The decision comes shortly after governor Cuomo's long-time girlfriend Sandra Lee had denied an assessor's request to inspect the improvements she had made at her residence in the town of New Castle. In Lee's case, a description, along with pictures of her remodeling, had been featured in USA Today, New York Magazine, People and on the cover of Elle Décor. Despite the evidence of substantial changes to her home, Lee would not allow the assessor inside. Ultimately, the assessor utilized what resources were available to him to determine the property value and increased Lee's assessment by 29%.
The Jacobowitz decision is a significant one that could have far-reaching impact. judge Dickerson expounded on the topic over 14 pages and examined a number of arguments presented by the town. The town felt that by filing a grievance in an effort to reduce their property taxes, the owner had in effect "opened the door" and waived their right to deny inspection. The court stated that protesting one's taxes was not equivalent to a waiver of this privacy right and rejected this position.
At a time where jurisdictions such as Nassau County are passing legislation that requires commercial property owners to disclose financial information annually or face a penalty imposed on their tax bill, a decision that protects the rights of property owners is noteworthy. While this case may address a residential matter, the governing principle can easily be extended to commercial cases. In fact, a strong argument can be presented that commercial owner's privacy interests are far greater than residential ones, as many more factors and stakeholders must be considered, such as the rights of tenants, their employees, trade secrets, etc.
To support their reasoning, the court repeatedly cites the Fourth Amendment and even goes so far as to quote a case that states the basic premise of the Fourth Amendment "is to safeguard the privacy of individuals against arbitrary intrusions by government officials." The court acknowledges that an intrusion for assessment purposes is far less hostile than that related to a criminal investigation or police search, but makes a point of noting that, without consent, these searches are unreasonable unless authorized by a search warrant.
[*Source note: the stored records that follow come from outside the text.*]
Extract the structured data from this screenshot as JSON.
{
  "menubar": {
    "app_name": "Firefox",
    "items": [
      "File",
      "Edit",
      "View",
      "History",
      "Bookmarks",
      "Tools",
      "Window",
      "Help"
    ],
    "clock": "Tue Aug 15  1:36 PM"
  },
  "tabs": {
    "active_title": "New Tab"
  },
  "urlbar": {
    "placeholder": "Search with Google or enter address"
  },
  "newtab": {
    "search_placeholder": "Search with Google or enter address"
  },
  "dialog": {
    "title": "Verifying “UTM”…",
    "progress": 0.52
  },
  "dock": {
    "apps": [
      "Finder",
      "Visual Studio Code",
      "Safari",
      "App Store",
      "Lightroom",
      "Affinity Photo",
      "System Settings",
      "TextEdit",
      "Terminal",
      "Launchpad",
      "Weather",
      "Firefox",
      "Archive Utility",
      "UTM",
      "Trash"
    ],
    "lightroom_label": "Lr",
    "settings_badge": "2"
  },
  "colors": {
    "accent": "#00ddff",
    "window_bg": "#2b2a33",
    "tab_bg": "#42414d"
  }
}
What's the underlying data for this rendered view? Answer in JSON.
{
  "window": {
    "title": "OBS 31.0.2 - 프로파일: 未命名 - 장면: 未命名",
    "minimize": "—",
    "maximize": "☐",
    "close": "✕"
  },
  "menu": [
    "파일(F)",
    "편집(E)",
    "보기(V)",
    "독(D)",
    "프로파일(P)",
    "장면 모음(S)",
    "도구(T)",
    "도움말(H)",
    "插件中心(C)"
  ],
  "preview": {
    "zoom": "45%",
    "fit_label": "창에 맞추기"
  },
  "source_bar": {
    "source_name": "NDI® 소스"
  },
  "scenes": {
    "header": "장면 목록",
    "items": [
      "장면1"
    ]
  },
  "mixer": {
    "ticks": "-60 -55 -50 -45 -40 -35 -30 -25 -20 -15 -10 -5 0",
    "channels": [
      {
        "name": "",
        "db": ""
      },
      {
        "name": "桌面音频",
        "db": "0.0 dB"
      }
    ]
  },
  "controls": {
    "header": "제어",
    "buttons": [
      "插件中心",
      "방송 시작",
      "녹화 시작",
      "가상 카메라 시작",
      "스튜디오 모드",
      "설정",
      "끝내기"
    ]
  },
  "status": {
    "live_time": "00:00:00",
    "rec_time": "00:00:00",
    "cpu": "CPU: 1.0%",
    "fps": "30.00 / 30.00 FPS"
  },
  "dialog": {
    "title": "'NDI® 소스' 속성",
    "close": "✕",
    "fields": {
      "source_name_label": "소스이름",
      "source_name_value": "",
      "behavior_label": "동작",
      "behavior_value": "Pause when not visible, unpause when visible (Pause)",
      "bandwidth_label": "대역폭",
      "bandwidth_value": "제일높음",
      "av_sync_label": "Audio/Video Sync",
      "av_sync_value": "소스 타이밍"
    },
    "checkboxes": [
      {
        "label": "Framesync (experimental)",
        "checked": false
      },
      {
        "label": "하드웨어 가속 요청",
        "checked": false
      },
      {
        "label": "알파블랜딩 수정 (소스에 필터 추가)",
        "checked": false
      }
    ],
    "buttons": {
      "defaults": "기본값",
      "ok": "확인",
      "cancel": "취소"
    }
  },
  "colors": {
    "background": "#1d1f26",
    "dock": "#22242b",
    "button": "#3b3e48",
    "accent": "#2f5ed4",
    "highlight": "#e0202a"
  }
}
The court even distinguishes inspections by fire, health, or building code inspectors as more compelling than an inspection for assessment purposes, due to the public interest related to health and safety. It is safe to say that no such immediate and compelling public interest extends to property tax assessment.
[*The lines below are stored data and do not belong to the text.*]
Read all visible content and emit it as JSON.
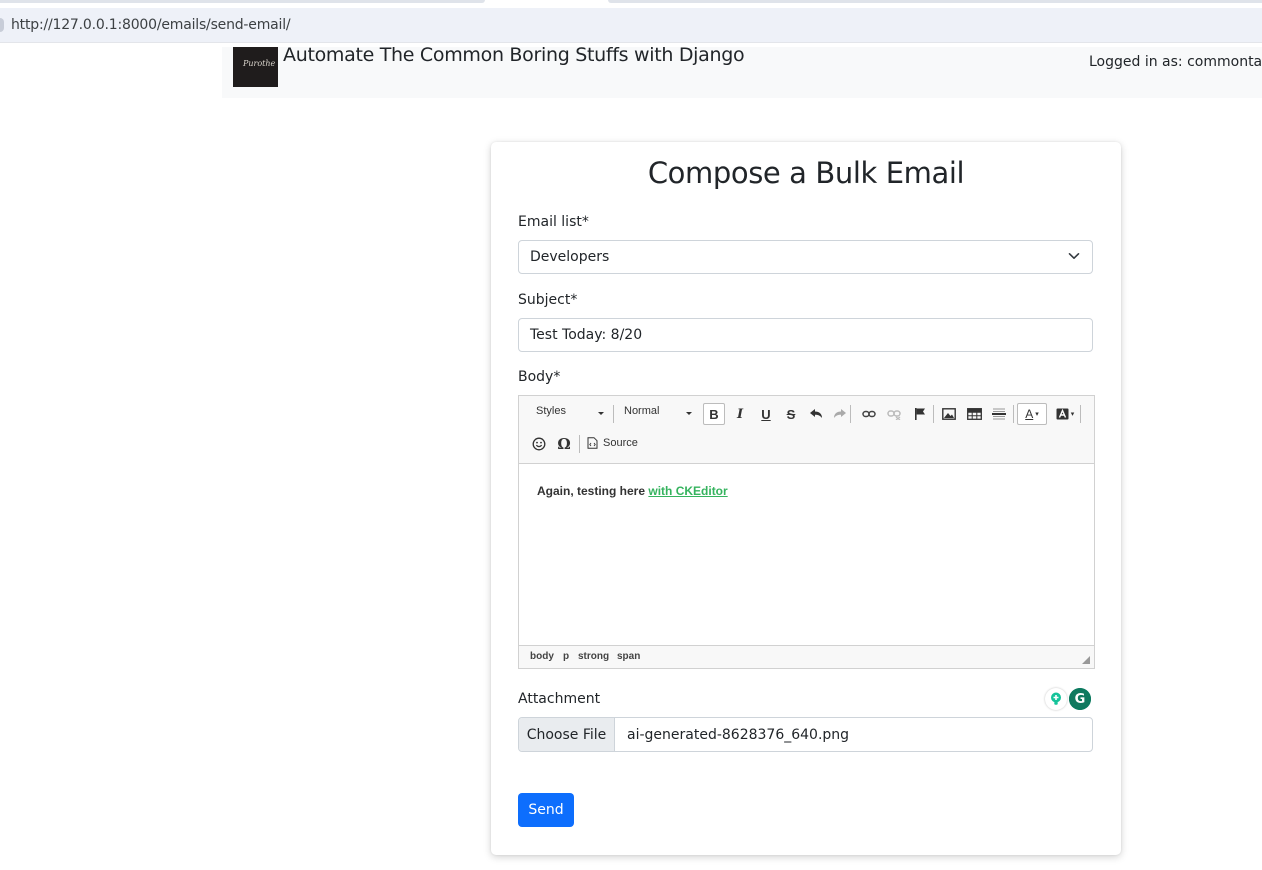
{
  "browser": {
    "url": "http://127.0.0.1:8000/emails/send-email/"
  },
  "navbar": {
    "logo_text": "Purothe",
    "brand": "Automate The Common Boring Stuffs with Django",
    "logged_in": "Logged in as: commontask_"
  },
  "form": {
    "title": "Compose a Bulk Email",
    "email_list_label": "Email list*",
    "email_list_value": "Developers",
    "subject_label": "Subject*",
    "subject_value": "Test Today: 8/20",
    "body_label": "Body*",
    "attachment_label": "Attachment",
    "choose_file_label": "Choose File",
    "file_name": "ai-generated-8628376_640.png",
    "send_label": "Send"
  },
  "editor": {
    "styles_label": "Styles",
    "format_label": "Normal",
    "source_label": "Source",
    "content_plain": "Again, testing here ",
    "content_link": "with CKEditor",
    "link_color": "#35b35e",
    "path": [
      "body",
      "p",
      "strong",
      "span"
    ],
    "toolbar_icons": [
      "bold-icon",
      "italic-icon",
      "underline-icon",
      "strikethrough-icon",
      "undo-icon",
      "redo-icon",
      "link-icon",
      "unlink-icon",
      "anchor-flag-icon",
      "image-icon",
      "table-icon",
      "horizontal-line-icon",
      "text-color-icon",
      "background-color-icon",
      "smiley-icon",
      "special-char-icon",
      "source-icon"
    ]
  },
  "colors": {
    "primary": "#0d6efd",
    "navbar_bg": "#f8f9fa",
    "grammarly": "#11795f"
  }
}
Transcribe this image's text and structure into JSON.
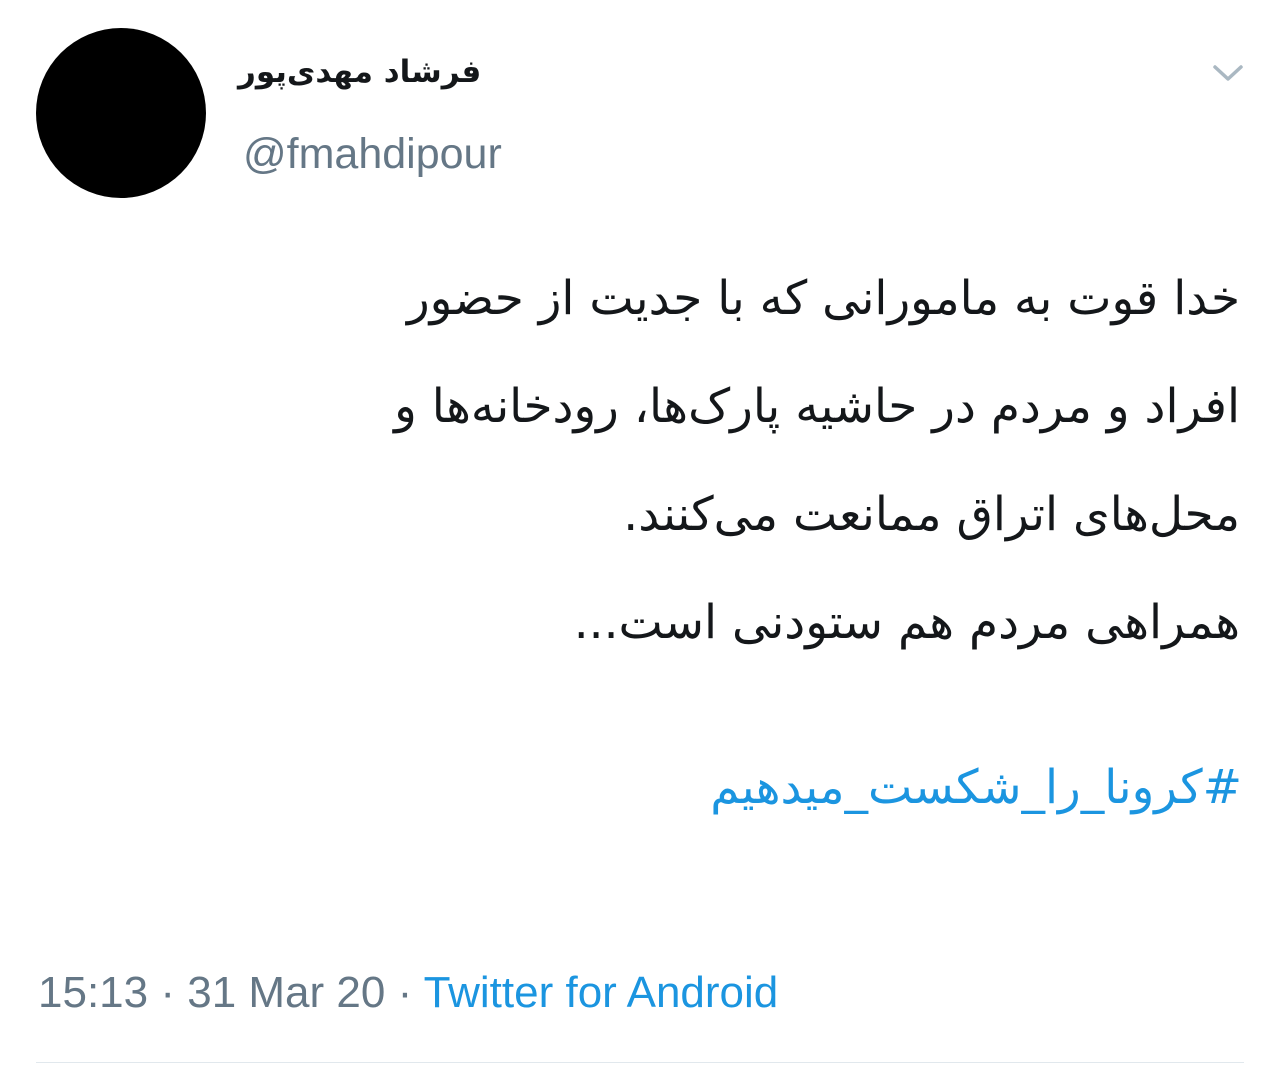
{
  "author": {
    "display_name": "فرشاد مهدی‌پور",
    "handle": "@fmahdipour"
  },
  "tweet": {
    "lines": [
      "خدا قوت به مامورانی که با جدیت از حضور",
      "افراد و مردم در حاشیه پارک‌ها، رودخانه‌ها و",
      "محل‌های اتراق ممانعت می‌کنند.",
      "همراهی مردم هم ستودنی است..."
    ],
    "hashtag": "#کرونا_را_شکست_میدهیم"
  },
  "meta": {
    "time": "15:13",
    "separator": "·",
    "date": "31 Mar 20",
    "source": "Twitter for Android"
  },
  "icons": {
    "menu": "chevron-down-icon"
  },
  "colors": {
    "link": "#1b95e0",
    "secondary_text": "#657786",
    "primary_text": "#14171a",
    "avatar": "#000000",
    "divider": "#e1e8ed"
  }
}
The court stated that the town's interest in inspecting the property was not "per se unreasonable," but rather, the town did not establish that the infringement on the property owner's rights was outweighed by the necessity of completing an interior inspection to arrive at the assessment. The court pointed out that assessments are often determined without access to a property, and alternative methods to arrive at an assessed value exist. By explaining that this assessor had previously calculated assessments using these other methods of appraisal, the court cast doubt on the town's assertion that an interior inspection was absolutely required.
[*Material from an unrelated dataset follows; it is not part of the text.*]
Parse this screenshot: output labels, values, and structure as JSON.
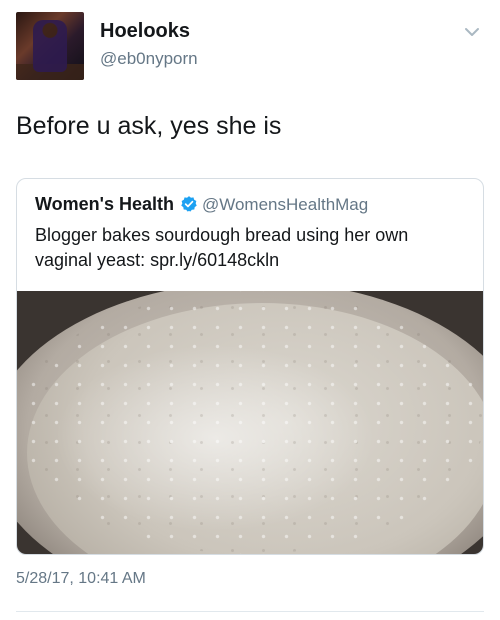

It's noteworthy that in the Jacobowitz case, the court never cited the property owner's reasoning for her objection to the assessor's intrusion to the property. From the court's perspective, it appears irrelevant. The burden is on the municipality to demonstrate the need for the inspection, and to demonstrate that this need outweighs the privacy interests of the owner. As such, this legal precedent may translate directly to commercial property cases. A refusal of inspection for a commercial property would have to be considered in light of the facts of that particular case, but the court's placement of the burden on the municipality and their approach in balancing privacy interests in Jacobowitz would likely be considered for guidance.
The goal of equitable assessments is an extremely important one, but New York state's second highest court has now explained in detail that a property owner's privacy interest must be considered as well.
Sean Cronin is an attorney at Cronin & Cronin Law Firm, PLLC, Mineola, N.Y.